My hiking friends, Misty and Paula showed up and helped set up the booth.  Some companies had diving tanks,  zip-lines and climbing walls to entice potential visitors to their booths.   We pinned up our photos and authentic Peruvian fabric and laid out our home-made view books and hand-outs.  Meanwhile, the forklifts zipped around us and the TV screens popped up next to brochures so glossy, I was forced to squint. 

We were a little concerned about how we would stack up next to the big boys.  We left with our fingers crossed. We followed Paula to her house and spent the night.  The next day we took the metro in to the DC convention center.  It was much better than trying to park. We were an odd looking group with our Peruvian bags and hats and Vidal and I look a bit like Boris and Natasha, or Rocky & Bullwinkle.  I'll let you figure out which one is me and which one is him.

The convention center heated up with traffic and the river of people started flowing.  They came by in a steady stream of couples and families all day long.  We talked and talked and talked to each visitor.  We showed photos of Machu Picchu, Lake Titicaca and we talked some more.  Vidal was engaged all day.  We took a break a couple times to wander around and check out the place.  Vendors were handing out goody bags and people were flocking to get them. 

We had chicha morada candy, but the 300 ocarinas that Vidal had custom made in a village, were broken on the bus ride from Cusco to Lima.  But we had Vidal. Vidal Jaquehua is a well-known Inca Trail guide and the people who have met him all love him.  He is almost a legend.  (Ok, maybe I'm exaggerating a little!)  He is very popular with his clients.  One reason is that he is genuine.  Another is that he does not discriminate.  If he agrees to provide service, everyone gets the same exquisite attention from him, whether you are on the barest backpacker's budget or having the luxury trip of your lifetime.

People want to hang around and soak up his essence.  The essence of Inca.  Vidal is not judgmental about people's choices, behaviors or habits in any way.  He is the most humble example of how the rest of us should model our own lives.  Always striving to seek the lowest impact. While staying as a guest in my home, Vidal used the barest of necessities.  He did not use any of the linens, towels or toiletries that we consider the rudiments of human comfort and hygiene.   He was  fastidious with his grooming and attire, although he carried only 1 medium-sized backpack and no other luggage.

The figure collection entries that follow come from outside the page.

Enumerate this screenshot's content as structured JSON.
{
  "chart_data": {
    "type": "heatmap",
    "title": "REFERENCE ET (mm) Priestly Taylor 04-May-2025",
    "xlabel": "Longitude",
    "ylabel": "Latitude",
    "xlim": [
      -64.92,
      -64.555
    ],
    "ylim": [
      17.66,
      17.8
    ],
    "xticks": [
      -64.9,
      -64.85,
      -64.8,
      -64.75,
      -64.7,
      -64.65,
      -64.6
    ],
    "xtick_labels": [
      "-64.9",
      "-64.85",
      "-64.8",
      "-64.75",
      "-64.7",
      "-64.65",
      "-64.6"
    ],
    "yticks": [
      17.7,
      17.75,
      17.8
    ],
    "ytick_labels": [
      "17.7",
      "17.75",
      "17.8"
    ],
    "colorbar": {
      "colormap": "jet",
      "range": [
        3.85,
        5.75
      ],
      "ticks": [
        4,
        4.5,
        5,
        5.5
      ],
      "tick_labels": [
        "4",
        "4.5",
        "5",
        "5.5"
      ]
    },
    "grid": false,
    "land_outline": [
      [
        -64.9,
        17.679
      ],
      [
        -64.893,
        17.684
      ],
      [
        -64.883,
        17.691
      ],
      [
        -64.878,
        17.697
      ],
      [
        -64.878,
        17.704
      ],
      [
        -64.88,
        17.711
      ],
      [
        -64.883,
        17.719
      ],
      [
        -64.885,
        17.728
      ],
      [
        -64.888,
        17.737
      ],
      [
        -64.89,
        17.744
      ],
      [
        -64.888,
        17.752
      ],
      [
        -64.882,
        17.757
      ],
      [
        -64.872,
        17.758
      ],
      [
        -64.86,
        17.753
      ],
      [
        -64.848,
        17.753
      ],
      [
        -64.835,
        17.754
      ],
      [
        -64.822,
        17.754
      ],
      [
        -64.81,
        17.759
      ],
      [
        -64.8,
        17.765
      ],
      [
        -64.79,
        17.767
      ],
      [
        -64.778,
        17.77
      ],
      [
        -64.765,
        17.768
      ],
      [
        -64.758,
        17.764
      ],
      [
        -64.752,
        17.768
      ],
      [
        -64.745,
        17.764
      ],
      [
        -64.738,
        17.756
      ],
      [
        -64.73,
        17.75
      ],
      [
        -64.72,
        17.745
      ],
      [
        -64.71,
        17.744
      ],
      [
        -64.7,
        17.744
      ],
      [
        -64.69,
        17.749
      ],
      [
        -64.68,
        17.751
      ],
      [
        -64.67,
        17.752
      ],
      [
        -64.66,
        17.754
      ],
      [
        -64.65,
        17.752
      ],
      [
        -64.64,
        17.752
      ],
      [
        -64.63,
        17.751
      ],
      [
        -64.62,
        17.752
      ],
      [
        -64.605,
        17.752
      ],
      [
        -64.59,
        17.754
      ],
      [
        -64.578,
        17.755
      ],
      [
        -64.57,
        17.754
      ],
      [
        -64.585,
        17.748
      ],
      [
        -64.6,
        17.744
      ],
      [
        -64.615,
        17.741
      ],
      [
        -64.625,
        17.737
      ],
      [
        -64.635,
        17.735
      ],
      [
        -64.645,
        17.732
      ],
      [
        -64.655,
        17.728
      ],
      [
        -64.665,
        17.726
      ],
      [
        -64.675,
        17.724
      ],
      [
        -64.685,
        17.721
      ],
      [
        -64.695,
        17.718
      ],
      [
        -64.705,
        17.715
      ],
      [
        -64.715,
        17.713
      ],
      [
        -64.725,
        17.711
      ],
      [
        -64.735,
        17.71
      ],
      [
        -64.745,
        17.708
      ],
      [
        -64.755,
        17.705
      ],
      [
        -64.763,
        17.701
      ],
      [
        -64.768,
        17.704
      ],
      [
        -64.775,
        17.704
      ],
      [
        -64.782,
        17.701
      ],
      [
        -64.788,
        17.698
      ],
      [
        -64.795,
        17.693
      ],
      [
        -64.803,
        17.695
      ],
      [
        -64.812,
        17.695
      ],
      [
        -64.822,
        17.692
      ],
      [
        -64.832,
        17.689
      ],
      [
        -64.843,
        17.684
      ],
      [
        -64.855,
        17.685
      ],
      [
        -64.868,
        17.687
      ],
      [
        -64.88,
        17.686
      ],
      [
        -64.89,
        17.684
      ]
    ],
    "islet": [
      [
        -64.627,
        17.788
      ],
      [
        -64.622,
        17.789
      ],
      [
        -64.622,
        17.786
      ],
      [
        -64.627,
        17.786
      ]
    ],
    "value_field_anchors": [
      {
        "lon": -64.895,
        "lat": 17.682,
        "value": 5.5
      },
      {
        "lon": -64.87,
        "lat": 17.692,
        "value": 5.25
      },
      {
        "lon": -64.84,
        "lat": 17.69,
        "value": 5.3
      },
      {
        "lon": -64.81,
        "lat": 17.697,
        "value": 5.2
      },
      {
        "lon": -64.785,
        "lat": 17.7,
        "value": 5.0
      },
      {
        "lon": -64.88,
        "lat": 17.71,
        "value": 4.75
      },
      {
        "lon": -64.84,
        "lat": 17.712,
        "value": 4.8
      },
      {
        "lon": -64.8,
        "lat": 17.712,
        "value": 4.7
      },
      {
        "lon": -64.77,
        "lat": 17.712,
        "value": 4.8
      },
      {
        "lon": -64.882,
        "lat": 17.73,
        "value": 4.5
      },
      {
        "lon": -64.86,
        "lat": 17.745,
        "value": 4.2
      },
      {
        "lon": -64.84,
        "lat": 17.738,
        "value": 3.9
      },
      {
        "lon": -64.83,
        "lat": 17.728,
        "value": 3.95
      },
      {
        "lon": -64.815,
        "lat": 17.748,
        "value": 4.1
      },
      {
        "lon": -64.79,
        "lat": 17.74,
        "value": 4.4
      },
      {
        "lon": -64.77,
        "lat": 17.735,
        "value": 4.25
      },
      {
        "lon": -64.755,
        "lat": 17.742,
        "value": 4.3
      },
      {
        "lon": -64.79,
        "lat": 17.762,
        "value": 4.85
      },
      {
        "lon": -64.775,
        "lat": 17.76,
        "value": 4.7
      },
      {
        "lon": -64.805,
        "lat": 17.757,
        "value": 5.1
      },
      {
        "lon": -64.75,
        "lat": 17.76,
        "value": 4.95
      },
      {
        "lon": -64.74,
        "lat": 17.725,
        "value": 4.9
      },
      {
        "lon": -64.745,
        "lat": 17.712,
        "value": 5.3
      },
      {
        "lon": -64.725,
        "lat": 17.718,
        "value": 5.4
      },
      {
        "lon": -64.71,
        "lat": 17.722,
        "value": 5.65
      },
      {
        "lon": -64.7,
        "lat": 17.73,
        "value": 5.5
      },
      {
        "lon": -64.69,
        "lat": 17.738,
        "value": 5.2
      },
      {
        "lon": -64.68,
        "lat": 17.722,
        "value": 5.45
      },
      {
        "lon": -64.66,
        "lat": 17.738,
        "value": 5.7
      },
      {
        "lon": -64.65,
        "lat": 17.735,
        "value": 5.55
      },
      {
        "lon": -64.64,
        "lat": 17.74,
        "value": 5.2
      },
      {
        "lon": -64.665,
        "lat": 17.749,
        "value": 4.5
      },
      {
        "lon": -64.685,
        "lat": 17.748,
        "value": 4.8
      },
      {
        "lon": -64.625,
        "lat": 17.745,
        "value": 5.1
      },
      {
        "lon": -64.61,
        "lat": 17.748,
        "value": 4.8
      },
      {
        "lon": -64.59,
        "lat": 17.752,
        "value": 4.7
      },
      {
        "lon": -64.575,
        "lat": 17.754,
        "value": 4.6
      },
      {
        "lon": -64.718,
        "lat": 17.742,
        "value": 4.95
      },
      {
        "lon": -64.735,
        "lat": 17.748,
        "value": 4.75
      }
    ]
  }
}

Vidal asked to see the source of our apparent unlimited hot water supply.  I got the feeling he was absorbing all the details of our lives from the perspective of someone who might use the information at a later date.   But he never discussed it. As the Expo drew to a close, we gathered the remnants of our exhibit and happily drove back to Virginia Beach.  The next morning Vidal would fly back to Cusco and we would see what happened next.